Atomen en moleculen in de ionosfeer worden door de straling van de Zon gebombardeerd waardoor ze in hun afzonderlijke deeltjes splitsen; dit zijn protonen en elektronen. Dit proces wordt ionisatie genoemd en daar komt ook de naam van deze atmosferische laag vandaag.

Veel satellieten draaien in de ionosfeer om de Aarde heen. Ook het International Space Station bevindt zich in de ionosfeer. Het is ook het gebied waar mooie gloeiende aurorae zichtbaar zijn die ontstaan als geladen deeltjes van de Zon reageren met het magnetische veld van de Aarde.

De ionosfeer is constant in beweging. Tijdens de dag verbreekt de straling van de Zon voortdurend de verbindingen tussen protonen en elektronen. Maar als de Aarde draait en de ionosfeer niet meer wordt verlicht hebben de deeltjes de gelegenheid om langzaam weer te verbinden. Dit zorgt voor een steeds veranderend en turbulent gebied. De Zon produceert regelmatig grote uitbarstingen van straling en geladen deeltjes die we zonnestormen noemen en ook die zorgen voor instabiliteiten in de ionosfeer.
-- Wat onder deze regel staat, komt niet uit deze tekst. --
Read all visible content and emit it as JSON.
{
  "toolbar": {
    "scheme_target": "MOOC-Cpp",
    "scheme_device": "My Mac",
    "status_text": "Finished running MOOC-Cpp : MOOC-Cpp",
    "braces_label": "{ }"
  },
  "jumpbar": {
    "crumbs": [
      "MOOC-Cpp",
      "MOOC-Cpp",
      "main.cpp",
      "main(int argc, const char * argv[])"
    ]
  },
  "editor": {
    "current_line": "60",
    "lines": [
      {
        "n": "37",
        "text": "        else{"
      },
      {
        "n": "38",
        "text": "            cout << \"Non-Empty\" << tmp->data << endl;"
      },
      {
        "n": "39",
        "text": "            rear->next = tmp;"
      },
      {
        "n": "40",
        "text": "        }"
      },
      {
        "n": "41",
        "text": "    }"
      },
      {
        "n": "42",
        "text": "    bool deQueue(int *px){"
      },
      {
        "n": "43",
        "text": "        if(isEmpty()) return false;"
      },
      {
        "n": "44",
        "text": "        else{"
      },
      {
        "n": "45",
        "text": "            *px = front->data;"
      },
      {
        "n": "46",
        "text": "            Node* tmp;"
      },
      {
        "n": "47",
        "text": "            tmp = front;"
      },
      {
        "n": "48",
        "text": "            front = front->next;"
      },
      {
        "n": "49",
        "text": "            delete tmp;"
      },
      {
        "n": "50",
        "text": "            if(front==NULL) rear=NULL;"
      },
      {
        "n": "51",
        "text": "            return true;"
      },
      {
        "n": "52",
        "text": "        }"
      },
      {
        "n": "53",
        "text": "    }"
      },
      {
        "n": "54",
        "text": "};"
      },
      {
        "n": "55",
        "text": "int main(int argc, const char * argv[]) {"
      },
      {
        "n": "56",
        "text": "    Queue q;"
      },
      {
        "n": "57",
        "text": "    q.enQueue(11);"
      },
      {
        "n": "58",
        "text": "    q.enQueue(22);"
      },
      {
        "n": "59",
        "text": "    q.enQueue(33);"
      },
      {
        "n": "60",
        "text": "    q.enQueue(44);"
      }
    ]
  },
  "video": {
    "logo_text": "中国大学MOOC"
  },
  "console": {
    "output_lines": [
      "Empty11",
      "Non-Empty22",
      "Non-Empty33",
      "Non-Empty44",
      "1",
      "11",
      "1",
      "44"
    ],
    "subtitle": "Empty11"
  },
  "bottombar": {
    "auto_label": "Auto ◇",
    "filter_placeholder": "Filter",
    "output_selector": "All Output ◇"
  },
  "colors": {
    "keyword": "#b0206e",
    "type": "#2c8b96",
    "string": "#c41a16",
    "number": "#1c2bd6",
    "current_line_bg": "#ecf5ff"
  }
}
Lange tijd dachten wetenschappers dat de Zon verantwoordelijk was voor de veranderingen in de ionosfeer maar recent onderzoek heeft aangetoond dat een groot deel van de variabiliteit in dit gebied plaatsvindt zelfs als de Zon relatief rustig is en geen zonnestormen produceert. Weerpatronen op Aarde blijken gerelateerd te zijn aan fluctuaties in de ionosfeer.

De sleutel tot communicatie

De ionosfeer is belangrijk voor de communicatie op onze planeet. Radiogolven die voor de navigatie worden gebruikt worden vaak door de atmosfeer gestuurd en GPS-satellieten, die hoog boven de ionosfeer rond de Aarde vliegen, moeten hun signalen door deze turbulente laag sturen. Delen van de ionosfeer kunnen zich als bubbeltjes in een lens gedragen of als krasjes op een spiegel waardoor ze het signaal kunnen verstoren waardoor dit onbegrijpelijk of onbruikbaar wordt.

De ICON gaat daarom voortdurend een gebied tussen 100 en 500 kilometer hoogte in de gaten houden om te zien hoe de ionosfeer verandert als reactie op zowel de atmosfeer van de Aarde als de inkomende straling van de Zon. Hiervoor zijn er vier verschillende instrumenten aan boord.

De Michelson Interferometer for Global High-resolution Thermosperic Imaging (MIGHTI) zal kijken naar deeltjes in het laagste gebied van de ionosfeer en neemt de interactie van deze deeltjes en de aardse weersystemen waar. Het instrument is door het Naval Research Laboratory in Washington gebouwd.

De universiteit van Texas in Dallas bouwde de Ion Velocity Meter (IVM). Dit instrument meet de snelheid van geladen deeltjes zoals protonen en elektronen en kijkt he ze bewegen als reactie op de ionosferische winden.

De universiteit van Berkeley in Californië bouwde zowel het Extreme Ultraviolet (EUV)– als het Far Ultraviolet (FUV)-instrument. Beide instrumenten maken opnames van de ionosfeer die wetenschappers kunnen gebruiken om de dagelijkse veranderingen te bestuderen.

Een vertraagde start

Oorspronkelijk had ICON eind 2017 met een Pegasus XL-raket gelanceerd moeten worden. Een Pegasus XL-raket wordt vanaf een vliegtuig gelanceerd en ontsteekt daarna zijn motoren om kleine satellieten in de ruimte te brengen. Maar de problemen met de Pegasus XL hebben tot voortdurende vertragingen geleid. De meest recente lancering was voorzien voor 7 november 2018 maar deze poging werd afgebroken toen men een nog onbekend probleem met de raket ontdekte.

NASA en Northrop Grumman, de bouwer van de Pegasus bestuderen nog steeds de afwijkende gegevens die tijdens de afgebroken lancering van 7 november zijn verzameld. Als dit onderzoek is afgerond zal er een nieuwe lanceerdatum bekend gemaakt worden. De ICON is verder helemaal in orde en staat volgens de NASA te popelen om aan het werk te kunnen gaan.